Evolution in Microbes and Higher Organisms:

  • In fast-dividing microbes, new forms may appear within days because they multiply into millions within hours.
  • In a bacterial colony growing on a medium, variation already exists in the ability to use a feed component.
  • When the medium changes, only the part of the population able to survive under the new condition continues and outgrows the rest.
  • In organisms such as fish or fowl, the same kind of change takes millions of years because their lifespans are much longer.

Mechanism of Evolution:

  • The central question is the origin of variation and the way speciation occurs.
  • Mendel had already spoken of inheritable factors affecting phenotype, but Darwin did not develop this explanation.
  • Hugo de Vries proposed that mutations are large differences arising suddenly in a population.
  • He believed evolution occurs by mutation rather than by the minor heritable variations described by Darwin.
  • Mutations are random and directionless, while Darwinian variations are small and directional.
  • Darwin considered evolution gradual, whereas de Vries considered speciation the result of sudden mutation, called saltation.
  • Later studies in population genetics brought greater clarity to variation and speciation.

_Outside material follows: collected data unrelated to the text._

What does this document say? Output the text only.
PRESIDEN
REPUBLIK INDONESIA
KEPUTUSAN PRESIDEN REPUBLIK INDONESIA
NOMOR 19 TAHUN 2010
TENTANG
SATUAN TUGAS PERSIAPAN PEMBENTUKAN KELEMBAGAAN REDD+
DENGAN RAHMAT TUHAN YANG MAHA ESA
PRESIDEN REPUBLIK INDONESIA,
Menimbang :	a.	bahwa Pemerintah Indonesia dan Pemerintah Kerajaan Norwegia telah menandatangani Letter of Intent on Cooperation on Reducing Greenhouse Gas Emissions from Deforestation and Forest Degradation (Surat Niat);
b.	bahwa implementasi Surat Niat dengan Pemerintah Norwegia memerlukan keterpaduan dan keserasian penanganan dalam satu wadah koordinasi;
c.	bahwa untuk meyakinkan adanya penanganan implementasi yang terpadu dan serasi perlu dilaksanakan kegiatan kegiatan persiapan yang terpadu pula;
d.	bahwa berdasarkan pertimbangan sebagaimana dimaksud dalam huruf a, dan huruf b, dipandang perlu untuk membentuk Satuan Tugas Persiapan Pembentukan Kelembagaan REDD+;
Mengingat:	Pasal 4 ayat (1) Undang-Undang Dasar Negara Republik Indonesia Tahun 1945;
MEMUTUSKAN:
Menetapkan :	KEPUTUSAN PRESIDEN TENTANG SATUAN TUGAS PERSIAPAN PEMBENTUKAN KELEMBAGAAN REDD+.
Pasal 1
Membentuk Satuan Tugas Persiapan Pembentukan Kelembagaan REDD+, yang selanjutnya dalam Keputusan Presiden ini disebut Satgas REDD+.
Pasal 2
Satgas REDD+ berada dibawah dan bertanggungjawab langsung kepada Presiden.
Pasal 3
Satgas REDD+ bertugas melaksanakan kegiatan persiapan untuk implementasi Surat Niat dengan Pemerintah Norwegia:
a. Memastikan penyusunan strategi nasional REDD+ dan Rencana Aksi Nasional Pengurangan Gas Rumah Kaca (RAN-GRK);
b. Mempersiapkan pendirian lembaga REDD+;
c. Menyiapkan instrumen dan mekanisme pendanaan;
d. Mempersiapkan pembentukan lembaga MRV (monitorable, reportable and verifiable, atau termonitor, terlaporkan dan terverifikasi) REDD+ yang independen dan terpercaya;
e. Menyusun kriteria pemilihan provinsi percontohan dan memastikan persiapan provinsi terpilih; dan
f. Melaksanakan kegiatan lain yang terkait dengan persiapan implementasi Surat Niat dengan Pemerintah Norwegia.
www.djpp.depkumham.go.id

Key Points: Theories and Mechanism of Evolution

  • Organic evolution is the process by which simple organisms gradually gave rise to complex organisms over time.
  • Lamarckism: evolution by use and disuse of organs and inheritance of acquired characters (e.g., a giraffe's long neck); not accepted today.
  • Darwinism: based on branching descent and natural selection - organisms with useful heritable variations survive, reproduce more, and form new species over generations.
  • Microbes vs higher organisms: new forms appear in microbes within days, but in higher organisms, it takes millions of years.
  • Hugo de Vries's Mutation Theory: evolution occurs by sudden, random mutations (saltation), not by gradual variations as Darwin proposed.